Generate data from the database#

Note: This part could be developed further in the future if there is the need. But for now, I am designing a separate Python module for constraining my ice sheet model of use, which is tailored to this database and other parallel processing libraries. However, the Model-comparison section already give some bits of code about it.

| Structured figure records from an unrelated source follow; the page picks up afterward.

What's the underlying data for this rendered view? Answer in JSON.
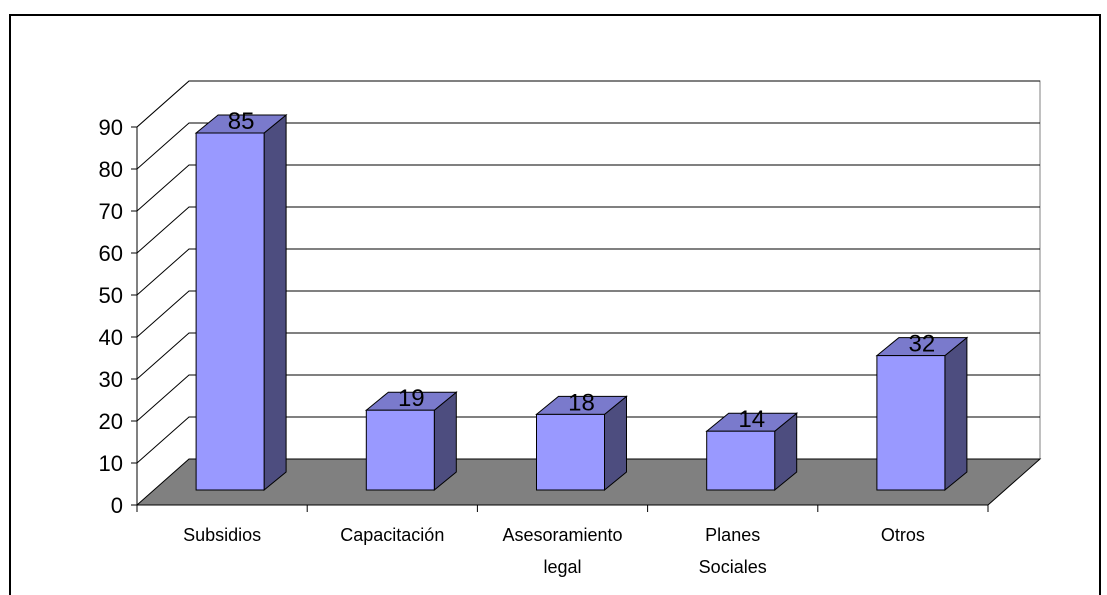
{
  "chart_data": {
    "type": "bar",
    "categories": [
      [
        "Subsidios"
      ],
      [
        "Capacitación"
      ],
      [
        "Asesoramiento",
        "legal"
      ],
      [
        "Planes",
        "Sociales"
      ],
      [
        "Otros"
      ]
    ],
    "values": [
      85,
      19,
      18,
      14,
      32
    ],
    "title": "",
    "xlabel": "",
    "ylabel": "",
    "ylim": [
      0,
      90
    ],
    "yticks": [
      0,
      10,
      20,
      30,
      40,
      50,
      60,
      70,
      80,
      90
    ],
    "grid": true,
    "legend": "none",
    "style": "3d-column"
  },
  "colors": {
    "bar_front": "#9999ff",
    "bar_side": "#4d4d7f",
    "bar_top": "#7a7acc",
    "floor": "#808080",
    "grid": "#000000",
    "wall": "#ffffff"
  }
}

The data_generator() function reads the query and ‘yield’ the dataframes for later use. It uses h5py to read all the data efficiently, and creates pandas dataframes, including all the variables and ages from the query. Columns for IRH DEPTH are named after the age. Basically, it reads the data with h5py as shown above and restructure it as bit, which can be easier to manage layers than with h5py dimensions. Here is a quick example of how this can be used for computing the mean layer depth:

results = db.query(age=['37600', '38000', '38100', '38200', '38500'], var='IRH_DEPTH')
lazy_dfs = db.data_generator(results)

import numpy as np
mean_depth_trs = []
min_depth = float('inf')
max_depth = float('-inf')
for df, md in lazy_dfs:
    depth_values = df[md['age']].values
    mean_depth_trs.append(np.nanmean(depth_values))
    min_depth = min(min_depth, np.nanmin(depth_values))
    max_depth = max(max_depth, np.nanmax(depth_values))

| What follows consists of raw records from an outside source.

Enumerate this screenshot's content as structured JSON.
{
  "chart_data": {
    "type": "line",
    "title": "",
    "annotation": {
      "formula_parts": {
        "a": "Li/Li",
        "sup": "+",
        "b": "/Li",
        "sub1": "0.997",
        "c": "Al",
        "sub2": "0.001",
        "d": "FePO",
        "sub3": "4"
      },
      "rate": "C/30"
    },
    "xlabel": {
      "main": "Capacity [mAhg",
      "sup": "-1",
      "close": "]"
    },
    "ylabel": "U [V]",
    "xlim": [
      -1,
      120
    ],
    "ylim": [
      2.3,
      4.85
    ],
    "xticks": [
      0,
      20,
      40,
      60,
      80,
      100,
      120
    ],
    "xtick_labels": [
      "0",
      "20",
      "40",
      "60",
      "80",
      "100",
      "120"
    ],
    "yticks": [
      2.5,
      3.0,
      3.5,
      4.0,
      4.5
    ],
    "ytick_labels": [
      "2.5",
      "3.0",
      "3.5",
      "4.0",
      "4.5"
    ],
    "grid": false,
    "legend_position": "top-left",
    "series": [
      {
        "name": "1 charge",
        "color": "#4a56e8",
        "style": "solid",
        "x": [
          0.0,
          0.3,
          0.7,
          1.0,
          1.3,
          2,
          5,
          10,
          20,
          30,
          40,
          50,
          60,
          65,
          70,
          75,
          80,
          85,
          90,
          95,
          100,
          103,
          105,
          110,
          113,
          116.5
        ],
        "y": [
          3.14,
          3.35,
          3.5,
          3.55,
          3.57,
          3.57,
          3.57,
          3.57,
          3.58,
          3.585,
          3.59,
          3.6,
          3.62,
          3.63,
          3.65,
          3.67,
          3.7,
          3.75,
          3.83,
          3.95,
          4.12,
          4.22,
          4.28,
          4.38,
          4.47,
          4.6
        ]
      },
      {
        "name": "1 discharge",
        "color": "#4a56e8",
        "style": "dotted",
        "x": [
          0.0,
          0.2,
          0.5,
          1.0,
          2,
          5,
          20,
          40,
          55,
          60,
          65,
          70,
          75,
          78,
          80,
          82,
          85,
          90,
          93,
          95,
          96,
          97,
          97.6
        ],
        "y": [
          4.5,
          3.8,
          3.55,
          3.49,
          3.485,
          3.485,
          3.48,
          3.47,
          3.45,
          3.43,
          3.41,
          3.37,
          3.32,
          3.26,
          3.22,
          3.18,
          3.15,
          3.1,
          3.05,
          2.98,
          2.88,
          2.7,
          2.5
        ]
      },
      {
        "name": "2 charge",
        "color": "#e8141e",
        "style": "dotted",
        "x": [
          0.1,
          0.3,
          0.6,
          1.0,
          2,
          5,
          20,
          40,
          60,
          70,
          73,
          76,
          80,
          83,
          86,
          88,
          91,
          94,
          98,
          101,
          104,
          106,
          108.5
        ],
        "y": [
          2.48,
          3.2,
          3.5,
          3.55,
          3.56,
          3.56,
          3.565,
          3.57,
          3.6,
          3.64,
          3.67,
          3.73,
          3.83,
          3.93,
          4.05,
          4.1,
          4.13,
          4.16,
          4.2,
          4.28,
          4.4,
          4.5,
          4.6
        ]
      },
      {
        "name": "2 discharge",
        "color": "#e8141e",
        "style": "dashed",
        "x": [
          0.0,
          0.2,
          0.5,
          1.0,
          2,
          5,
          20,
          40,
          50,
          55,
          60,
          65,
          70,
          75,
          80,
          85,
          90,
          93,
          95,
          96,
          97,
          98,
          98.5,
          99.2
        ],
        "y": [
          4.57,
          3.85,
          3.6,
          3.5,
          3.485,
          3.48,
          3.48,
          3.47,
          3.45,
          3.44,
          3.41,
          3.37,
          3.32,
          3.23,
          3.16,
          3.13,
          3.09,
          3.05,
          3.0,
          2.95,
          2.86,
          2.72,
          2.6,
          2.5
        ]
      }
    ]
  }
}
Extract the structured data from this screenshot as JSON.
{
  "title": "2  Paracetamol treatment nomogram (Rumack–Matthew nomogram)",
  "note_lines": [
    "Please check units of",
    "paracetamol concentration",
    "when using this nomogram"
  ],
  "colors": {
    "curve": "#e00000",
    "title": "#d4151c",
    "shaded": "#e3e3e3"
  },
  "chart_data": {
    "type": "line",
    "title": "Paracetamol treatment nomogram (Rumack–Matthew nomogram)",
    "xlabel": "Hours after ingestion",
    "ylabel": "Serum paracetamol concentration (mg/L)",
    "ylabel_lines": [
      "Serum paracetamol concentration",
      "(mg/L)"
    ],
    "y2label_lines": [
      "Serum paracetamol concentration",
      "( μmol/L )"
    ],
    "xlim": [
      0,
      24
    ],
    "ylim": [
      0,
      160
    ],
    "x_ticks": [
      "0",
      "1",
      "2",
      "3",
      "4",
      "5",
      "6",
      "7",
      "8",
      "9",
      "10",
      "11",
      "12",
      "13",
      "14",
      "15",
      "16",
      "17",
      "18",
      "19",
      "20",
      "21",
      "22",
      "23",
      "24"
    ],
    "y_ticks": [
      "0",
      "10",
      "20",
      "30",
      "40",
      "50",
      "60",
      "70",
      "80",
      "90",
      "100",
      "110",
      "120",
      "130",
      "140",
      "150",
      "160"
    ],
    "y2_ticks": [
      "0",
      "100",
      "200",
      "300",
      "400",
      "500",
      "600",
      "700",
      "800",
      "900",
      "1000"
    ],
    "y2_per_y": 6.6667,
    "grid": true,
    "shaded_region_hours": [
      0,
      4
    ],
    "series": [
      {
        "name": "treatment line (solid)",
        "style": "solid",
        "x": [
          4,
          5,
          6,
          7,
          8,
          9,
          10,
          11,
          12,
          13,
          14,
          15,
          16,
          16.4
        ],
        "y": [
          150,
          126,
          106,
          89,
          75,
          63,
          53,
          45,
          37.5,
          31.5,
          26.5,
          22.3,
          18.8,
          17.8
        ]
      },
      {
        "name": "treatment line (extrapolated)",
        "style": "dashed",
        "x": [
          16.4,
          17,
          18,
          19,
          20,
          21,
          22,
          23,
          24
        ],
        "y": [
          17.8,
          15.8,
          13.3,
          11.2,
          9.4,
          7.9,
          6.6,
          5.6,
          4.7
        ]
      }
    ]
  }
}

mean_depth = np.nanmean(mean_depth_trs)
std_dev = np.nanstd(mean_depth_trs, ddof=1)
print(f"The mean depth of the 38ka isochrone across East Antarctica is {round(mean_depth, 2)} m ranging from {round(min_depth, 2)} m to {round(max_depth, 2)} m.")

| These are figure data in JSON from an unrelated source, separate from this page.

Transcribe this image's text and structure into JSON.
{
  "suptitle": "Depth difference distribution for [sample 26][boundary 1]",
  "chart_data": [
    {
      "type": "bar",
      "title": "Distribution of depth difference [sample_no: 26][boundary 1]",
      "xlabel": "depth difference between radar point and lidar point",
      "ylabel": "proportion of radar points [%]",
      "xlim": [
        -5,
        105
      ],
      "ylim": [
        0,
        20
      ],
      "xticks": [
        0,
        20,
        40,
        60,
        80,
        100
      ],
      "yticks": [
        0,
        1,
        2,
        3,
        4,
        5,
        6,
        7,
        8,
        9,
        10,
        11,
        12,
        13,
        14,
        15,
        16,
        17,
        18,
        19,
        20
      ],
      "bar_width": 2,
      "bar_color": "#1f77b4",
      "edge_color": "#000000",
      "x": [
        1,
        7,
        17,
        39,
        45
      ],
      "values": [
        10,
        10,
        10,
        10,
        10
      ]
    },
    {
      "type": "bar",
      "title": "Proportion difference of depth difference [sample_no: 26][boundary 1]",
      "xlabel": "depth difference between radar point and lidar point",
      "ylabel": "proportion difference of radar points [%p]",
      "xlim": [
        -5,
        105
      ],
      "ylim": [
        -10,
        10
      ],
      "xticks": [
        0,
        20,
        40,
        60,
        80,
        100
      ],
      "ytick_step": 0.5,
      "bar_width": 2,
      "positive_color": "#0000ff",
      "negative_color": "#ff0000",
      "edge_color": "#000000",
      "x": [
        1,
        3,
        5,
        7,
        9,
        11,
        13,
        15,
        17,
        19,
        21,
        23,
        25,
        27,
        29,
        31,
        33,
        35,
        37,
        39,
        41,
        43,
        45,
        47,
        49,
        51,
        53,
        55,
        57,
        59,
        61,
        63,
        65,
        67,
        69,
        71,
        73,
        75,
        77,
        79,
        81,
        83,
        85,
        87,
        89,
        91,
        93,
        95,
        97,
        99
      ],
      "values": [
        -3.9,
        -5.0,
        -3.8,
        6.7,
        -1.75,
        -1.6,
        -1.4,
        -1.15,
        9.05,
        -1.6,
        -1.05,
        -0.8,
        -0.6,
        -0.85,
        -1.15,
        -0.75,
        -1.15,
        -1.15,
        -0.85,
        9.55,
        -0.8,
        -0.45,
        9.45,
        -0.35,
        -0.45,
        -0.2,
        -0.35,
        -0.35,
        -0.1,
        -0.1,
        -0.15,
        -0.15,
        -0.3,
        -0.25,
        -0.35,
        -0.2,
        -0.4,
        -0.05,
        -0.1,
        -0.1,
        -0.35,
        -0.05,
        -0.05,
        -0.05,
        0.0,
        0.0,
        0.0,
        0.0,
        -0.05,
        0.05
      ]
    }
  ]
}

The mean depth of the 38ka isochrone across East Antarctica is 1094.54 m ranging from 210.9 m to 2352.19 m.

Note that the data_generator returns a simple pandas DataFrame for each flight line, containing all queried variables and ages (if exist). The IRH depth of each layer is stored by columns named by age (so the IRH_DEPTH of the layer 38000 is df[‘38000’]). As shown above, one can use the metadata (md) of the current dataframe (df) to get its age (md[‘age’]). Furthermore, if one needs the fraction depth, one can compute it using the ICE_THK (has to be included in the query), or the data_generator has this option: db.data_generator(results, fraction_depth=True). With this option, the layer columns will now be IRH fraction depth instead of absolute IRH_DEPTH.

Pro tips#

The Database methods always keep the last query in memory. This means that one does not have to actually pass argument. Example:

db.query(var='IRH_NUM')
# db.plot.var() # This is equivalent to the overview plot above. Note that without downscaling it is very heavy to plot.

import numpy as np
mean_density_trs = []
min_density = float('inf')
max_density = float('-inf')
for df, md in db.data_generator():    # without explicitly passing results, it uses the last query.
    density_values = df['IRH_NUM']
    mean_density_trs.append(np.mean(density_values))
    min_density = min(min_density, min(density_values))
    max_density = max(max_density, max(density_values))

mean_density = np.mean(mean_density_trs)
print(f"The average number of picked layers per data point in the AntADatabase is {int(mean_density)}, ranging from {int(min_density)} to {int(max_density)}. ")

The average number of picked layers per data point in the AntADatabase is 7, ranging from 1 to 26.